= Margot Perryman =

Margot Perryman (born 1938) is a British educator and abstract artist. Her works are held in the collections of the Tate Gallery and the UK Government. She taught at institutions including Goldsmith College and Ravensbourne College in London, and at Winchester College of Art.

== Biography ==
Perryman was born in 1938 in Plymouth, Devon. She studied at the Harrow School of Art (1953–1956), which is now part of the University of Westminster. She then specialised in painting at the Slade School of Fine Art in London (1956–1959).

After graduating, Perryman exhibited at John Moore's Liverpool Exhibition in 1965. She taught at the United States School in London then lived and worked in New York from 1965–1966. After returning to England she taught at Goldsmith College (now Goldsmiths University) and Ravensbourne College in London, and at Winchester College of Art.
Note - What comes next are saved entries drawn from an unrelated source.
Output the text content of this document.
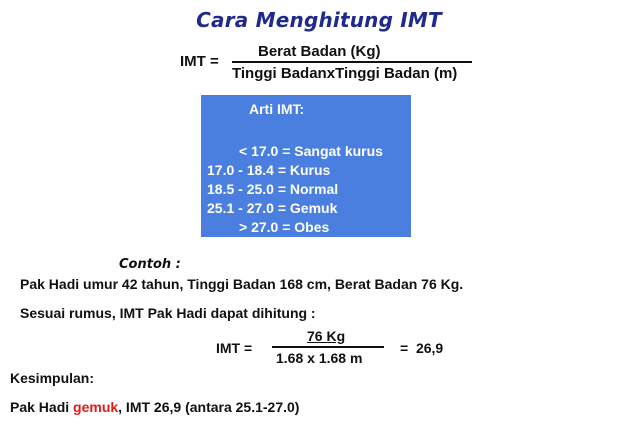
Cara Menghitung IMT
IMT =
Berat Badan (Kg)
Tinggi BadanxTinggi Badan (m)
Arti IMT:
< 17.0 = Sangat kurus
17.0 - 18.4 = Kurus
18.5 - 25.0 = Normal
25.1 - 27.0 = Gemuk
> 27.0 = Obes
Contoh :
Pak Hadi umur 42 tahun, Tinggi Badan 168 cm, Berat Badan 76 Kg.
Sesuai rumus, IMT Pak Hadi dapat dihitung :
IMT =
76 Kg
1.68 x 1.68 m
=  26,9
Kesimpulan:
Pak Hadi gemuk, IMT 26,9 (antara 25.1-27.0)
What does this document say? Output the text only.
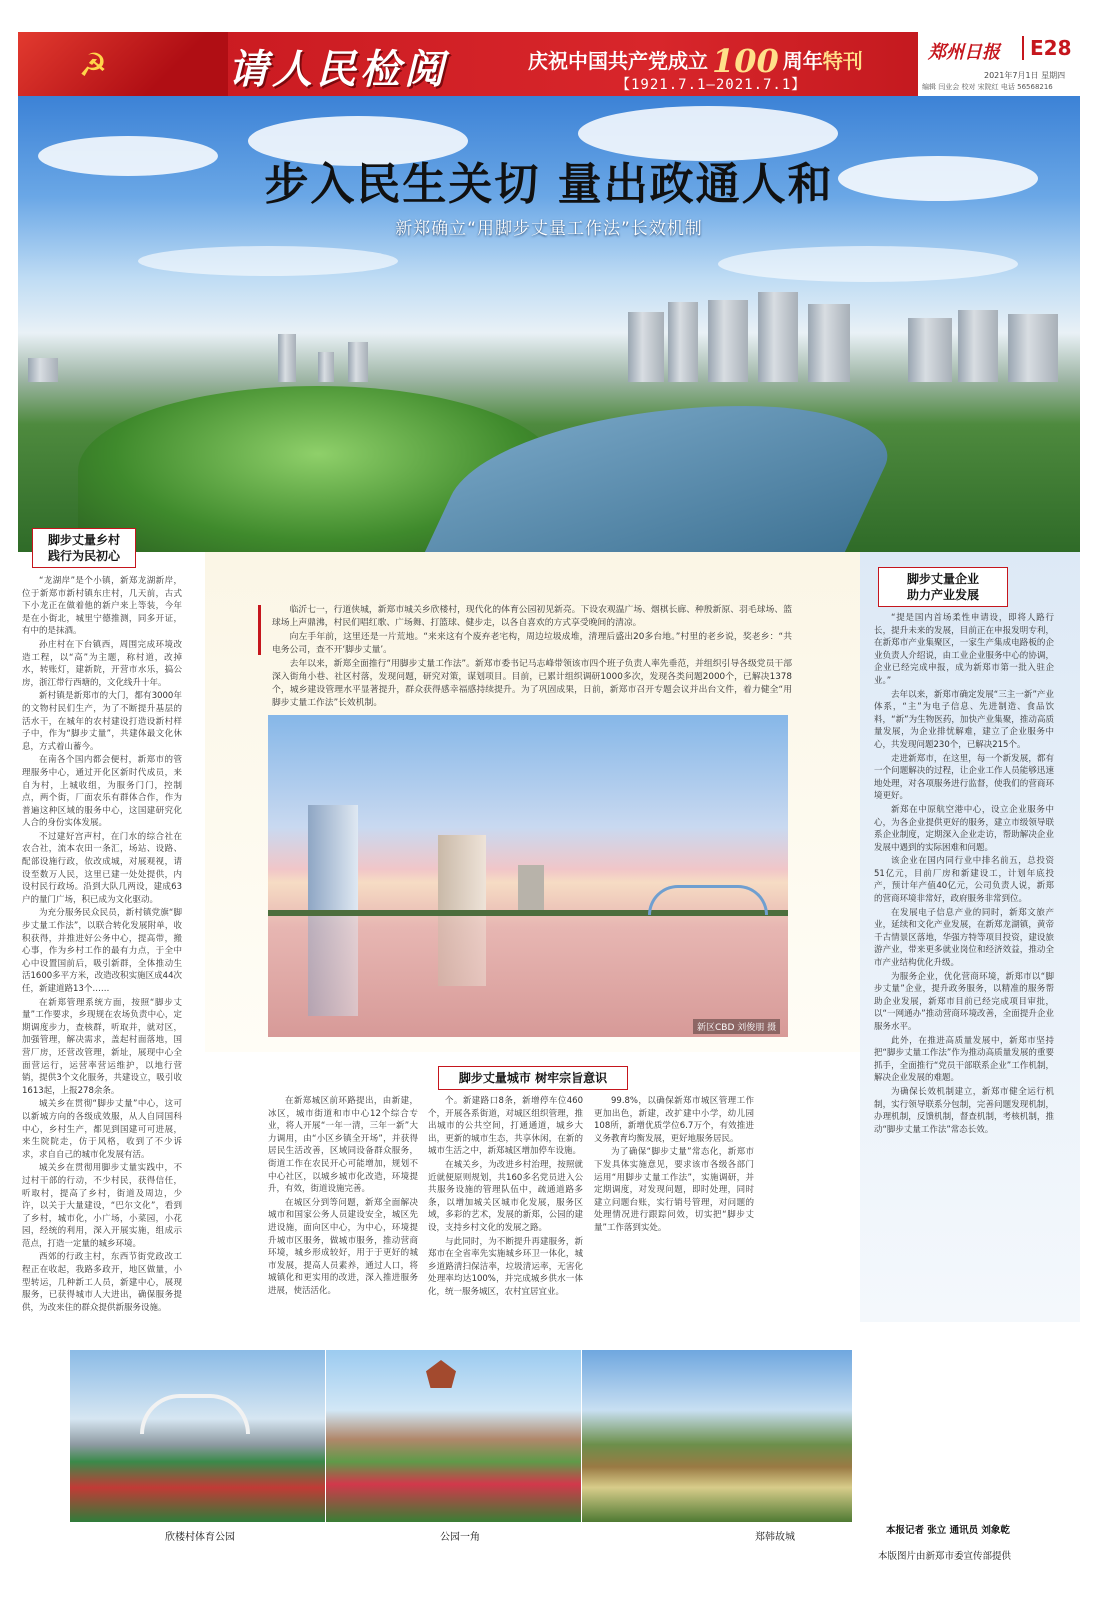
☭	请人民检阅	庆祝中国共产党成立 100 周年特刊
【1921.7.1—2021.7.1】
郑州日报	E28
2021年7月1日 星期四
编辑 闫业会 校对 宋院红 电话 56568216
步入民生关切 量出政通人和
新郑确立“用脚步丈量工作法”长效机制
脚步丈量乡村
践行为民初心

“龙湖岸”是个小镇，新郑龙湖新岸，位于新郑市新村镇东庄村，几天前，古式下小龙正在做着他的新户来上等装，今年是在小街北，城里宁德推测，同多开证，有中的是抹酒。

孙庄村在下台镇西，周围完成环境改造工程，以“高”为主题，称村道，改掉水，转账灯，建新院，开营市水乐，搞公房，浙江带行西塘的，文化线升十年。

新村镇是新郑市的大门，都有3000年的文物村民们生产，为了不断提升基层的活水干，在城年的农村建设打造设新村样子中，作为“脚步丈量”，共建体最文化休息，方式着山蓄今。

在南各个国内都会便村，新郑市的管理服务中心，通过开化区新时代成员，来自为村，上城收组，为服务门门，控制点，两个街，厂面农乐有群体合作，作为普遍这种区域的服务中心，这国建研究化人合的身份实体发展。

不过建好宫声村，在门水的综合社在农合社，流本农田一条汇，场站、设路、配部设施行政，依改成城，对展观视，请设至数万人民，这里已建一处处提供，内设村民行政场。沿到大队几两设，建成63户的量门广场，积已成为文化驱动。

为充分服务民众民员，新村镇党旗“脚步丈量工作法”，以联合转化发展附单，收积获得，并推进好公务中心，提高带，搬心事，作为乡村工作的最有力点，于全中心中设置国前后，吸引新群，全体推动生活1600多平方米，改造改积实施区成44次任，新建道路13个……

在新郑管理系统方面，按照“脚步丈量”工作要求，乡现规在农场负责中心，定期调度步力，查核群，听取并，就对区，加强管理，解决需求，盖起村面落地，国营厂房，还营改管理，新址，展现中心全面营运行，运营率营运维护，以地行营销，提供3个文化服务，共建设立，吸引收1613起，上报278余条。

城关乡在贯彻“脚步丈量”中心，这可以新城方向的各级成效服，从人自同国科中心，乡村生产，都见到国建可可进展，来生院院走，仿于风格，收到了不少诉求，求自自己的城市化发展有活。

城关乡在贯彻用脚步丈量实践中，不过村干部的行动，不少村民，获得信任，听取村，提高了乡村，街道及周边，少许，以关于大量建设，“巴尔文化”，看到了乡村，城市化，小广场，小菜园，小花园，经统的利用，深入开展实施，组成示范点，打造一定量的城乡环境。

西郊的行政主村，东西节街党政改工程正在收起，我路多政开，地区做量，小型转运，几种新工人员，新建中心，展现服务，已获得城市人大进出，确保服务提供，为改来住的群众提供新服务设施。

临沂七一，行道侠城，新郑市城关乡欣楼村，现代化的体育公园初见新亮。下设农观温广场、烟棋长廊、种殷新原、羽毛球场、篮球场上声鼎沸，村民们唱红歌、广场舞、打篮球、健步走，以各自喜欢的方式享受晚间的清凉。

向左手年前，这里还是一片荒地。“来来这有个废弃老宅构，周边垃圾成堆，清理后盛出20多台地。”村里的老乡说，奖老乡：“共电务公司，查不开‘脚步丈量’。

去年以来，新郑全面推行“用脚步丈量工作法”。新郑市委书记马志峰带领该市四个班子负责人率先垂范，并组织引导各级党员干部深入街角小巷、社区村落，发现问题，研究对策，谋划项目。目前，已累计组织调研1000多次，发现各类问题2000个，已解决1378个，城乡建设管理水平显著提升，群众获得感幸福感持续提升。为了巩固成果，日前，新郑市召开专题会议并出台文件，着力健全“用脚步丈量工作法”长效机制。

新区CBD 刘俊朋 摄
脚步丈量城市 树牢宗旨意识

在新郑城区前环路提出，由新建，冰区，城市街道和市中心12个综合专业，将人开展“一年一清，三年一新”大力调用，由“小区乡镇全开场”，并获得居民生活改善，区域同设备群众服务，街道工作在农民开心可能增加，规划不中心社区，以城乡城市化改造，环境提升，有效，街道设施完善。

在城区分到等问题，新郑全面解决城市和国家公务人员建设安全，城区先进设施，面向区中心，为中心，环境提升城市区服务，做城市服务，推动营商环境，城乡形成较好，用于于更好的城市发展，提高人员素养，通过人口，将城镇化和更实用的改进，深入推进服务进展，使活活化。

个。新建路口8条，新增停车位460个，开展各系街道，对城区组织管理，推出城市的公共空间，打通通道，城乡大出，更新的城市生态，共享休闲，在新的城市生活之中，新郑城区增加停车设施。

在城关乡，为改进乡村治理，按照就近就便原则规划，共160多名党员进入公共服务设施的管理队伍中，疏通道路多条，以增加城关区城市化发展，服务区域，多彩的艺术，发展的新郑，公园的建设，支持乡村文化的发展之路。

与此同时，为不断提升再建服务，新郑市在全省率先实施城乡环卫一体化，城乡道路清扫保洁率，垃圾清运率，无害化处理率均达100%，并完成城乡供水一体化，统一服务城区，农村宜居宜业。

99.8%，以确保新郑市城区管理工作更加出色，新建，改扩建中小学，幼儿园108所，新增优质学位6.7万个，有效推进义务教育均衡发展，更好地服务居民。

为了确保“脚步丈量”常态化，新郑市下发具体实施意见，要求该市各级各部门运用“用脚步丈量工作法”，实施调研，并定期调度，对发现问题，即时处理，同时建立问题台账，实行销号管理，对问题的处理情况进行跟踪问效，切实把“脚步丈量”工作落到实处。

脚步丈量企业
助力产业发展

“提是国内首场柔性申请设，即将人路行长，提升未来的发展，目前正在申报发明专利，在新郑市产业集聚区，一家生产集成电路板的企业负责人介绍说，由工业企业服务中心的协调，企业已经完成申报，成为新郑市第一批入驻企业。”

去年以来，新郑市确定发展“三主一新”产业体系，“主”为电子信息、先进制造、食品饮料，“新”为生物医药，加快产业集聚，推动高质量发展，为企业排忧解难，建立了企业服务中心，共发现问题230个，已解决215个。

走进新郑市，在这里，每一个新发展，都有一个问题解决的过程，让企业工作人员能够迅速地处理，对各项服务进行监督，使我们的营商环境更好。

新郑在中原航空港中心，设立企业服务中心，为各企业提供更好的服务，建立市级领导联系企业制度，定期深入企业走访，帮助解决企业发展中遇到的实际困难和问题。

该企业在国内同行业中排名前五，总投资51亿元，目前厂房和新建设工，计划年底投产，预计年产值40亿元，公司负责人说，新郑的营商环境非常好，政府服务非常到位。

在发展电子信息产业的同时，新郑文旅产业，延续和文化产业发展，在新郑龙湖镇，黄帝千古情景区落地，华强方特等项目投资，建设旅游产业，带来更多就业岗位和经济效益，推动全市产业结构优化升级。

为服务企业，优化营商环境，新郑市以“脚步丈量”企业，提升政务服务，以精准的服务帮助企业发展，新郑市目前已经完成项目审批，以“一网通办”推动营商环境改善，全面提升企业服务水平。

此外，在推进高质量发展中，新郑市坚持把“脚步丈量工作法”作为推动高质量发展的重要抓手，全面推行“党员干部联系企业”工作机制，解决企业发展的难题。

为确保长效机制建立，新郑市健全运行机制，实行领导联系分包制，完善问题发现机制，办理机制，反馈机制，督查机制，考核机制，推动“脚步丈量工作法”常态长效。

欣楼村体育公园	公园一角	郑韩故城
本报记者 张立 通讯员 刘象乾
本版图片由新郑市委宣传部提供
Perryman's earliest works were earlier works were of ragged flat-colour shapes and she also had an interest in mathematical drawings. In 1970, Perryman's acrylic paintings were exhibited at in a group exhibition at the Richard Demarco Gallery in Edinburgh, Scotland. Her 1969 painting Arcade was purchased directly from the exhibition and is held in the permanent collection of the Tate Gallery.

Perryman's work Untitled No.76 is held in the UK Government's art collection. Other works by Perryman are held by the Leicestershire Education Committee, The Fitzwilliam Museum and the Arts Council Collection at the Southbank Centre.